Posted to dev@samza.apache.org by Garry Turkington <g....@improvedigital.com> on 2014/02/13 14:27:00 UTC

Thinking about message formats

Hi,

I was thinking about how best to do testing on Samza jobs. The ability to replay streams appears to help a lot here as by pushing some data into the consumed streams then rewinding it is always possible to get the same data fed through the tasks. So that helps a lot in terms of dealing with known input data and such.

But then I started thinking about message format evolution over time which in honesty wasn't something I had considered before. My primary use cases for Samza are pulling apart lots of log files as they arrive so the obvious thing is to push each record/line as a single message.
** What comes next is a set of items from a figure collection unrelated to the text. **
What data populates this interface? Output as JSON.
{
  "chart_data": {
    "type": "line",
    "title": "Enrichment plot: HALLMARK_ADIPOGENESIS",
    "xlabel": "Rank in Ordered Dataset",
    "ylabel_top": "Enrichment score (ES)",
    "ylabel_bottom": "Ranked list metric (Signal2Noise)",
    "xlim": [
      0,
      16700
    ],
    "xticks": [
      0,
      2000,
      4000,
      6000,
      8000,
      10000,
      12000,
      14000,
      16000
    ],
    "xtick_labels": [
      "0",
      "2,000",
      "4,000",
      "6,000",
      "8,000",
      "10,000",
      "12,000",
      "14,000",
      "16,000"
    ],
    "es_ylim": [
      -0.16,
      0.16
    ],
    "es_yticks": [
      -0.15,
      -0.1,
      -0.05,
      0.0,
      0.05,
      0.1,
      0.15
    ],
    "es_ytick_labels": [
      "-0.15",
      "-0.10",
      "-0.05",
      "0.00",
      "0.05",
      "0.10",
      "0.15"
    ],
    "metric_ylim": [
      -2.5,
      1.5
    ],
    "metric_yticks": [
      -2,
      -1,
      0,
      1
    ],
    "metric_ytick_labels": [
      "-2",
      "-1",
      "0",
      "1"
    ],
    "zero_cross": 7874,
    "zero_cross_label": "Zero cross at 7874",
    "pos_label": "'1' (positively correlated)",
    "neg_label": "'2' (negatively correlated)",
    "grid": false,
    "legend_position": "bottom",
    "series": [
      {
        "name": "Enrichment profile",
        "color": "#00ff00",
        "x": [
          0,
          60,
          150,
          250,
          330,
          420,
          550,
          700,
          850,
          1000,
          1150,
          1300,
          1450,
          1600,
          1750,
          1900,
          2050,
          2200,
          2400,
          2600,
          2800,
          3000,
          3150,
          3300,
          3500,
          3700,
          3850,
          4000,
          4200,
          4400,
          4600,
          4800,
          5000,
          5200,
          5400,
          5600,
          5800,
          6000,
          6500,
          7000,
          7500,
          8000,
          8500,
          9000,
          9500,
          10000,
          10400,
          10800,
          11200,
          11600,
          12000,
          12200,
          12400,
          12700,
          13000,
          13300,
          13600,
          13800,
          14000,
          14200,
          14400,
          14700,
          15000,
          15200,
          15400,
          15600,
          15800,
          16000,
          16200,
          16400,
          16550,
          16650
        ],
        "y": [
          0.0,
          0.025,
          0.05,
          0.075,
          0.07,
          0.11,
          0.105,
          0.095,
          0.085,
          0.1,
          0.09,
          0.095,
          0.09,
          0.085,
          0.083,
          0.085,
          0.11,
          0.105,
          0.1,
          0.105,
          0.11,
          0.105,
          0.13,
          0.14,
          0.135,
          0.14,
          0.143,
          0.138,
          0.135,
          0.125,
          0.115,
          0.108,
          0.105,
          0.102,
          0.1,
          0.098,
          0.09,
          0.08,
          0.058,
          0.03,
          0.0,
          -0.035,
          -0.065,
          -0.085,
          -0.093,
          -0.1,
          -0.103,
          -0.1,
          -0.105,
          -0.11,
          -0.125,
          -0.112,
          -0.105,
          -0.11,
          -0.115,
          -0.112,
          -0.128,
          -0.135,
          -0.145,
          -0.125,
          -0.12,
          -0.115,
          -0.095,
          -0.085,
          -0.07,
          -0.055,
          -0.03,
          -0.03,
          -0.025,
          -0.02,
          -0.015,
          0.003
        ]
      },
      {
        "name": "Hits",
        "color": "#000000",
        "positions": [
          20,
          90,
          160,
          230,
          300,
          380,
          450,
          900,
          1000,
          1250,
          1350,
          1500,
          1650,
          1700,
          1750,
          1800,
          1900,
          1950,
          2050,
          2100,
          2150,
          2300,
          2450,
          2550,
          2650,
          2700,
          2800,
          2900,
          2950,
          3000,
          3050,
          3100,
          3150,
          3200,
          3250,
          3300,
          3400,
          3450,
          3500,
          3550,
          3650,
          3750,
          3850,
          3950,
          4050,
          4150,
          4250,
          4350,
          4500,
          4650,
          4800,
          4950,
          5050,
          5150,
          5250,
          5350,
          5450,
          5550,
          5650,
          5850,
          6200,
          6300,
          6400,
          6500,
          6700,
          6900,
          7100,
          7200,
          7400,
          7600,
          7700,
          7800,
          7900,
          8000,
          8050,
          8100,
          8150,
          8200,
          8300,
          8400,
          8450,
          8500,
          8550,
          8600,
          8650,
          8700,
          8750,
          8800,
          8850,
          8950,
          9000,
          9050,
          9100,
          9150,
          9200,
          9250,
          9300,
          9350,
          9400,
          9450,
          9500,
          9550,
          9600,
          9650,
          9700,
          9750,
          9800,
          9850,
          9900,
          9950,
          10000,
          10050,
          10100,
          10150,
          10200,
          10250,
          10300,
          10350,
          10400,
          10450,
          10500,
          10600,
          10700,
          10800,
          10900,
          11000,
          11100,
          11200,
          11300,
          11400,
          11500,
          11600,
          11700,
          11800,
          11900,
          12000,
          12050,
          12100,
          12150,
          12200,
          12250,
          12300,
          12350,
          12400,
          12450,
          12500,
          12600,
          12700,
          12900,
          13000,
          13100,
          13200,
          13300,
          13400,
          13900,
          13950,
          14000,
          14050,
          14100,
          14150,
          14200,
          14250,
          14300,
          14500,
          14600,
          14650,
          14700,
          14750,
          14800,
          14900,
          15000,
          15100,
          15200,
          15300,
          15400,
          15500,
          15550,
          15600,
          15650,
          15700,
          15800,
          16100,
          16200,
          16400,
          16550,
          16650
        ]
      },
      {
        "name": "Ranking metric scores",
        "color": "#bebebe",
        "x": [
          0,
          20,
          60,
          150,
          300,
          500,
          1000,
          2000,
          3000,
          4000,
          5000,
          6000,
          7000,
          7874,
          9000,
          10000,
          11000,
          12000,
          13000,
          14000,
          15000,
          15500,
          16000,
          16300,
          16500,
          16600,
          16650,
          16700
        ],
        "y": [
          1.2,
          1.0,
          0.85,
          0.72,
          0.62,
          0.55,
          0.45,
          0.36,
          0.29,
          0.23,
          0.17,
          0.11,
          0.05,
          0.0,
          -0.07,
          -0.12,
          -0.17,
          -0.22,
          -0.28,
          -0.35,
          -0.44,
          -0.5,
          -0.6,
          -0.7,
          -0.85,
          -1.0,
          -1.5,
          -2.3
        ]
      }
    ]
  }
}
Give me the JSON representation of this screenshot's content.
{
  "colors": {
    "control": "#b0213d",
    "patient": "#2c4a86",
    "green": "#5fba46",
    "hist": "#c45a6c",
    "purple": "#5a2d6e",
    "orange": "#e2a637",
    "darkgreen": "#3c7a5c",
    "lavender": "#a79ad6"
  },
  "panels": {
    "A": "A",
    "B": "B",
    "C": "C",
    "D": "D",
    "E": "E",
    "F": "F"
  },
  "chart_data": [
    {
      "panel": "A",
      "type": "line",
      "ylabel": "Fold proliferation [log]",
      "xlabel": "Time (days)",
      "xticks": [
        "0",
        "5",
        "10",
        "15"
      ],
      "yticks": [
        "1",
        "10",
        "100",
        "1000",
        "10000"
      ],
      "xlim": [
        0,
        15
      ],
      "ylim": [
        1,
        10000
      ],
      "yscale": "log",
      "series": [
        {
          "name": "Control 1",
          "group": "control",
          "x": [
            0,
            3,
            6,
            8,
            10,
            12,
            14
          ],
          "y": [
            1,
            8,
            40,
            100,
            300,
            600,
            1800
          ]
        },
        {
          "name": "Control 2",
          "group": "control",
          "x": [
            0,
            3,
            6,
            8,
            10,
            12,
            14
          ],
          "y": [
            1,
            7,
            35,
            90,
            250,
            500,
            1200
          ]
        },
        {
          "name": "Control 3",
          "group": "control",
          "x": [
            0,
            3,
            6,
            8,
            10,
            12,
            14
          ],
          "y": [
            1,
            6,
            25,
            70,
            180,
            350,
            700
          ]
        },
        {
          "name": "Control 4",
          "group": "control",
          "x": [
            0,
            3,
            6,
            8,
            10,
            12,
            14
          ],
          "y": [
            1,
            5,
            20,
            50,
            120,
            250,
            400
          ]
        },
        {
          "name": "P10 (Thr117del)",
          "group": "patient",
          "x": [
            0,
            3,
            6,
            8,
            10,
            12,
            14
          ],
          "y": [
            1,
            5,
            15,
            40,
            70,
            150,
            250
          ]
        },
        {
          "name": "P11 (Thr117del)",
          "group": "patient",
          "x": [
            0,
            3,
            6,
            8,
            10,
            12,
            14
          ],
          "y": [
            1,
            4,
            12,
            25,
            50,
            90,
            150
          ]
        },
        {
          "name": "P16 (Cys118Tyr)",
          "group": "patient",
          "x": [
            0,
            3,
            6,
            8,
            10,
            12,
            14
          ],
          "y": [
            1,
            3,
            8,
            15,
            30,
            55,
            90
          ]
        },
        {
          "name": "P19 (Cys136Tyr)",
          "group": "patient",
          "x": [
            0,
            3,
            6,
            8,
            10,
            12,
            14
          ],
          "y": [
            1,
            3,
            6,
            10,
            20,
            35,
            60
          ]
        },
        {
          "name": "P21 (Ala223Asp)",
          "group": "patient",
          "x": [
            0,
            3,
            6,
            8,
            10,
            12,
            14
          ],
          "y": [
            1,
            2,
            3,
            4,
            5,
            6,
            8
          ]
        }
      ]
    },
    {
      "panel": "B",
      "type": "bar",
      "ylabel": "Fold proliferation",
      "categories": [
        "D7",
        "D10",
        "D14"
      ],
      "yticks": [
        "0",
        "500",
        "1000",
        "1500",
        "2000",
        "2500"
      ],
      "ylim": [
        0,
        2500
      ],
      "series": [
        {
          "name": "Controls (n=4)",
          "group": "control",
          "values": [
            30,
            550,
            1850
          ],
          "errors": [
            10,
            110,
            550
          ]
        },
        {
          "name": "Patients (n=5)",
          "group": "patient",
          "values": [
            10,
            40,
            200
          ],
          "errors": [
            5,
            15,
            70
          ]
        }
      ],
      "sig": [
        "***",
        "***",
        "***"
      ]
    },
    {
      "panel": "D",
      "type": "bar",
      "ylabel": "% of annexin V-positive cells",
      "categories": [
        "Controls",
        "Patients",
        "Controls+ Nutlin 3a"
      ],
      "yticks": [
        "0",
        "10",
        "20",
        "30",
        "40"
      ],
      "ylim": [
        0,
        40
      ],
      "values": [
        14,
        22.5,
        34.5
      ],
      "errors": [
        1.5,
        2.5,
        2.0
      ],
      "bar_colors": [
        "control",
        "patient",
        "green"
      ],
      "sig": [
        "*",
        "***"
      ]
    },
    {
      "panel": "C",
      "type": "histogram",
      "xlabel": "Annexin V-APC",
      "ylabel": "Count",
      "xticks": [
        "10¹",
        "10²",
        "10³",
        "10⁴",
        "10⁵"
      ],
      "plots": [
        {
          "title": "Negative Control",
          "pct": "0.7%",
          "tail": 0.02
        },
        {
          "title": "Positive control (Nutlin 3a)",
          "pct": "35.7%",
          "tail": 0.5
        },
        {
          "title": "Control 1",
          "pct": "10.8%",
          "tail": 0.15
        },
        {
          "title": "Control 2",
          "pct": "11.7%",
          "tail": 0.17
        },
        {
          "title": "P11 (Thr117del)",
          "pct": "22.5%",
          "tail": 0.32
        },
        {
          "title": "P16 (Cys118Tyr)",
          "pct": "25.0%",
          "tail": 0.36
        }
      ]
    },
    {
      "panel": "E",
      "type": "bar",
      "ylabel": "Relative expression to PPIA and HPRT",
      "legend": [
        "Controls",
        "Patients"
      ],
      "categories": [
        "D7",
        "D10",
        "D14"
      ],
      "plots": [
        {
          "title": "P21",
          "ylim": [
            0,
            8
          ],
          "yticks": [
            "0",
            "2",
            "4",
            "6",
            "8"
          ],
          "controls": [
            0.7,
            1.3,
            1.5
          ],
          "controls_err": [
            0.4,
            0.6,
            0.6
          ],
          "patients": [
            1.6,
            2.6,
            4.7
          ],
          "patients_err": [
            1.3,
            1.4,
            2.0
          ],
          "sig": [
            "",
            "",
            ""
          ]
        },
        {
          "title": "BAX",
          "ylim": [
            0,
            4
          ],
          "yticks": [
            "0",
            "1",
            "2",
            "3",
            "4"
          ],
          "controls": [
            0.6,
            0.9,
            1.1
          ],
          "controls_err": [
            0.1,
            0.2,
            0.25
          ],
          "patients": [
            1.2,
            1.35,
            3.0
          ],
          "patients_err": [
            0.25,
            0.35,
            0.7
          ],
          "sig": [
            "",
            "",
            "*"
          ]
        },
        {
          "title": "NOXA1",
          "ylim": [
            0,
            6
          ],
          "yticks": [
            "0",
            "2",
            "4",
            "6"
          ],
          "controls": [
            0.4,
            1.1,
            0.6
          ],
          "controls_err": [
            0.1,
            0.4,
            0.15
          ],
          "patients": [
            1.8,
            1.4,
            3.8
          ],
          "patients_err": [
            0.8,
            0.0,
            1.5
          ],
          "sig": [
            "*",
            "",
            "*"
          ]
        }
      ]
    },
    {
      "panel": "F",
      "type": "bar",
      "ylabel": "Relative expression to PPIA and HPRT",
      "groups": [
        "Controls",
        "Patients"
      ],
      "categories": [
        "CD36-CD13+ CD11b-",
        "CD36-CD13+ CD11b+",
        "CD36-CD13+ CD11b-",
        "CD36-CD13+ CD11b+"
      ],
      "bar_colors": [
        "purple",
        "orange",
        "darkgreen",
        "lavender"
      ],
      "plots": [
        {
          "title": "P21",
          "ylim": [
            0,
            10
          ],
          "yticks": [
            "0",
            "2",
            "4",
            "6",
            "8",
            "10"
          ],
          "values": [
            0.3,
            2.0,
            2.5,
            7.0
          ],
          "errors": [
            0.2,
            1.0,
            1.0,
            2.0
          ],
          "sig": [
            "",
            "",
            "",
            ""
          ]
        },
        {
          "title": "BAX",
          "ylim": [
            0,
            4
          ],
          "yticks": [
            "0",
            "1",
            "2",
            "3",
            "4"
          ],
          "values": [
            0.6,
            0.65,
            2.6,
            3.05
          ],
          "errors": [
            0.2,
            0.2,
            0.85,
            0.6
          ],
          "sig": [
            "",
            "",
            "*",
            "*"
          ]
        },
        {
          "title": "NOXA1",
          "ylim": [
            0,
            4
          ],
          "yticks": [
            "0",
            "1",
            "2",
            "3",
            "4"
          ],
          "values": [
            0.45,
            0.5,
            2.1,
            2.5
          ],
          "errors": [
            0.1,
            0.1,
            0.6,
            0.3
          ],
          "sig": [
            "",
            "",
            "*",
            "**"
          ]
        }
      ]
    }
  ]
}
The problem of course is that as those log formats evolve over time (almost always by having new columns added) that I need change both the ingest mechanism and the Samza tasks; firstly just not to be broken by the new format, secondly to actually use the additional columns if appropriate.

At which point Avro seems to have lots of value as a message format, we're moving to use it elsewhere in the data backend for very similar reasons of ability to manage schema evolution.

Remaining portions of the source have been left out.